Em um encontro entre as entidades de classe e a direção da Caixa, em março deste ano, algumas medidas foram acordadas, como a revisão de um normativo que define as atribuições dos arquitetos dentro da entidade. A profissão era regulamentada por uma lei federal de 1966, que foi substituída por outra em 2010 – mas o banco estatal ainda não adotou a nova norma.

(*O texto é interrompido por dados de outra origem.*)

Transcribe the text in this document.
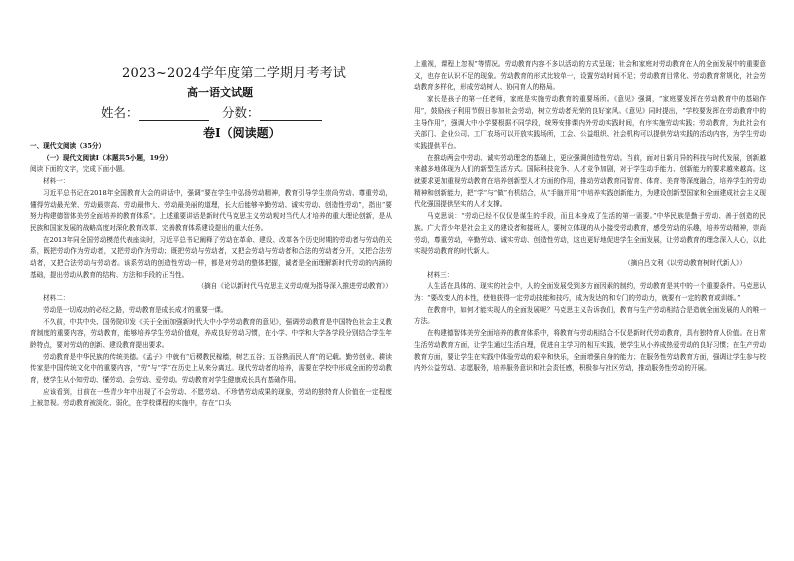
2023~2024学年度第二学期月考考试
高一语文试题
姓名：	分数：
卷Ⅰ（阅读题）

一、现代文阅读（35分）

（一）现代文阅读Ⅰ（本题共5小题，19分）

阅读下面的文字，完成下面小题。

材料一：

习近平总书记在2018年全国教育大会的讲话中，强调“要在学生中弘扬劳动精神，教育引导学生崇尚劳动、尊重劳动，懂得劳动最光荣、劳动最崇高、劳动最伟大、劳动最美丽的道理，长大后能够辛勤劳动、诚实劳动、创造性劳动”，指出“要努力构建德智体美劳全面培养的教育体系”。上述重要讲话是新时代马克思主义劳动观对当代人才培养的重大理论创新，是从民族和国家发展的战略高度对深化教育改革、完善教育体系建设提出的重大任务。

在2013年同全国劳动模范代表座谈时，习近平总书记阐释了劳动在革命、建设、改革各个历史时期的劳动者与劳动的关系，既把劳动作为劳动者，又把劳动作为劳动；既把劳动与劳动者，又把会劳动与劳动者和合法的劳动者分开，又把合法劳动者，又把合法劳动与劳动者。该系劳动的创造性劳动一样，都是对劳动的整体把握，诚者是全面理解新时代劳动的内涵的基础，提出劳动从教育的结构、方法和手段的正当性。

（摘自《论以新时代马克思主义劳动观为指导深入推进劳动教育》）

材料二：

劳动是一切成功的必经之路，劳动教育是成长成才的重要一课。

不久前，中共中央、国务院印发《关于全面加强新时代大中小学劳动教育的意见》，强调劳动教育是中国特色社会主义教育制度的重要内容，劳动教育，能够培养学生劳动价值观，养成良好劳动习惯，在小学、中学和大学各学段分别结合学生年龄特点，要对劳动的创新、建设教育提出要求。

劳动教育是中华民族的传统美德。《孟子》中就有“后稷教民稼穑，树艺五谷；五谷熟而民人育”的记载。勤劳创业、耕读传家是中国传统文化中的重要内容，“劳”与“学”在历史上从来分离过。现代劳动者的培养，需要在学校中形成全面的劳动教育，使学生从小知劳动、懂劳动、会劳动、爱劳动。劳动教育对学生健康成长具有基础作用。

应该看到，目前在一些青少年中出现了不会劳动、不愿劳动、不珍惜劳动成果的现象，劳动的独特育人价值在一定程度上被忽视。劳动教育被淡化、弱化，在学校课程的实施中，存在“口头

上重视，课程上忽视”等情况。劳动教育内容不多以活动的方式呈现；社会和家庭对劳动教育在人的全面发展中的重要意义，也存在认识不足的现象。劳动教育的形式比较单一，设置劳动时间不足；劳动教育目常化、劳动教育常规化，社会劳动教育多样化，形成劳动树人、协同育人的格局。

家长是孩子的第一任老师，家庭是实施劳动教育的重要场所。《意见》强调，“家庭要发挥在劳动教育中的基础作用”，鼓励孩子利用节假日参加社会劳动，树立劳动者光荣的良好家风。《意见》同时提出，“学校要发挥在劳动教育中的主导作用”，强调大中小学要根据不同学段，统筹安排课内外劳动实践时间，有序实施劳动实践；劳动教育，为此社会有关部门、企业公司、工厂农场可以开放实践场所，工会、公益组织、社会机构可以提供劳动实践的活动内容，为学生劳动实践提供平台。

在推动两会中劳动、诚实劳动理念的基础上，更应强调创造性劳动。当前，面对日新月异的科技与时代发展，创新越来越多地体现为人们的新型生活方式。国际科技竞争、人才竞争加剧，对于学生动手能力、创新能力的要求越来越高。这就要求更加重视劳动教育在培养创新型人才方面的作用，推动劳动教育同智育、体育、美育等深度融合，培养学生的劳动精神和创新能力，把“学”与“做”有机结合，从“手脑并用”中培养实践创新能力，为建设创新型国家和全面建成社会主义现代化强国提供坚实的人才支撑。

马克思说：“劳动已经不仅仅是谋生的手段，而且本身成了生活的第一需要。”中华民族是勤于劳动、善于创造的民族。广大青少年是社会主义的建设者和接班人，要树立体现的从小接受劳动教育，感受劳动的乐趣，培养劳动精神，崇尚劳动，尊重劳动，辛勤劳动、诚实劳动、创造性劳动，这也更好地促进学生全面发展，让劳动教育的理念深入人心，以此实现劳动教育的时代新人。

（摘自吕文利《以劳动教育树时代新人》）

材料三：

人生活在具体的、现实的社会中，人的全面发展受到多方面因素的制约，劳动教育是其中的一个重要条件。马克思认为：“要改变人的本性，使他获得一定劳动技能和技巧，成为发达的和专门的劳动力，就要有一定的教育或训练。”

在教育中，如何才能实现人的全面发展呢？马克思主义告诉我们，教育与生产劳动相结合是造就全面发展的人的唯一方法。

在构建德智体美劳全面培养的教育体系中，将教育与劳动相结合不仅是新时代劳动教育，具有独特育人价值。在日常生活劳动教育方面，让学生通过生活自理，促进自主学习的相互实践，使学生从小养成热爱劳动的良好习惯；在生产劳动教育方面，要让学生在实践中体验劳动的艰辛和快乐，全面增强自身的能力；在服务性劳动教育方面，强调让学生参与校内外公益劳动、志愿服务，培养服务意识和社会责任感，积极参与社区劳动，推动服务性劳动的开展。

"Apesar da promessa da direção da Caixa, não tivemos retorno em relação aos nossos pedidos. A única coisa que aconteceu foi a prorrogação da validade do concurso por mais um ano", lamenta Hütner, que estuda, junto ao departamento jurídico do Sindarq-PR, ingressar com medidas na justiça contra o banco.

Outro lado

Procurada pela reportagem, a Caixa informou, em nota, que a convocação dos aprovados no concurso ocorre de acordo com as necessidades e a disponibilidade de vagas. Ainda segundo o banco, a convocação está sendo feita dentro da normalidade e das normas do edital. A assessoria de imprensa da Caixa não quis informar quantos arquitetos e engenheiros fazem parte de seu quadro de funcionários no Paraná, alegando que essa informação é "estratégica".

Descompasso ocorre em todo o país

O descompasso na convocação dos arquitetos e engenheiros civis aprovados no concurso da Caixa não é exclusividade do Paraná. A situação é semelhante em outros estados.

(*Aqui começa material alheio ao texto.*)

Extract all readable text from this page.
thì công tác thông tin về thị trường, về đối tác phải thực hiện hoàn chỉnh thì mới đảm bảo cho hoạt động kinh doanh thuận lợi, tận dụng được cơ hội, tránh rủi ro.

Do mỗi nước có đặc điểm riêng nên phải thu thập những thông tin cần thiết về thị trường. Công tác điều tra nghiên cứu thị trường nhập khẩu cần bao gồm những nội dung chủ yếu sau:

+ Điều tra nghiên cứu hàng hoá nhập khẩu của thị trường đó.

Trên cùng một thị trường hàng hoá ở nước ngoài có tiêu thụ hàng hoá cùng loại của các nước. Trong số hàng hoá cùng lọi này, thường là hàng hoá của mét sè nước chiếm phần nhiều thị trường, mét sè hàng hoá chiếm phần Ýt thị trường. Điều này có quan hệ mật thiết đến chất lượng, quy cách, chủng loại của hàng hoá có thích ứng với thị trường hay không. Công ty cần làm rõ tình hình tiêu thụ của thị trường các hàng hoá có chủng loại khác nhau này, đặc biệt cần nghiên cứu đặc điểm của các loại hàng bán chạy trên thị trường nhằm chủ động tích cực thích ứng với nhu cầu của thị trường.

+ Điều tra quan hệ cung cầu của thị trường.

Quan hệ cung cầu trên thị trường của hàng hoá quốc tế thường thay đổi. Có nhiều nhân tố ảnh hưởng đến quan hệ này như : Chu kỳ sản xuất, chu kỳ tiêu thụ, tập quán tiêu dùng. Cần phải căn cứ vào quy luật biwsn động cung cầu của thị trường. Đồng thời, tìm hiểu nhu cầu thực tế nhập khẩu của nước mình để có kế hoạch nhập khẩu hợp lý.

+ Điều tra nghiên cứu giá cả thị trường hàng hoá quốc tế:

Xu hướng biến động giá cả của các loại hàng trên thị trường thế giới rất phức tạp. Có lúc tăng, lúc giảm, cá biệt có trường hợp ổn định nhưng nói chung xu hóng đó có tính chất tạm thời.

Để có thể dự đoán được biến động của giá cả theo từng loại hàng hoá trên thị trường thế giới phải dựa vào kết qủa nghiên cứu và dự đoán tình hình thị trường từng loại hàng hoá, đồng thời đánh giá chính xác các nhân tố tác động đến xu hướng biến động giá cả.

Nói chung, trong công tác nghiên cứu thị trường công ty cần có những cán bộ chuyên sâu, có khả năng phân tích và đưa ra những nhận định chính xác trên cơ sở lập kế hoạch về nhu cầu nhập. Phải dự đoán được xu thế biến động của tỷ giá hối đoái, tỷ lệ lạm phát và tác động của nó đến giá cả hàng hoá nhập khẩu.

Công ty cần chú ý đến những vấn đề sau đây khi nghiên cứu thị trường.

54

No Rio Grande do Sul, apenas 10,5% dos arquitetos (dois de 19) da lista de classificados foram admitidos. Em Santa Catarina, foram dois de 15 (13%). Em compensação, 11 dos 12 engenheiros aprovados no Rio Grande do Sul já foram contratados. Em Santa Catarina, 12 de 16 classificados já trabalham no banco.

A situação mais desigual é a do Nordeste. De 46 arquitetos aprovados no concurso, só quatro (8%) já fazem parte do quadro de funcionários da Caixa. E esses quatro foram chamados na Bahia e no Maranhão; nos demais estados da região, nenhum profissional foi convocado até agora.

Em todo o país, 56 dos 229 arquitetos aprovados no concurso de abril de 2012 foram admitidos, pouco menos de um quarto do total. Por outro lado, a taxa de convocação dos engenheiros chega a 75% – a Caixa contratou 208 dos 278 classificados. O banco realizou, em maio passado, as provas para um novo concurso de engenheiros.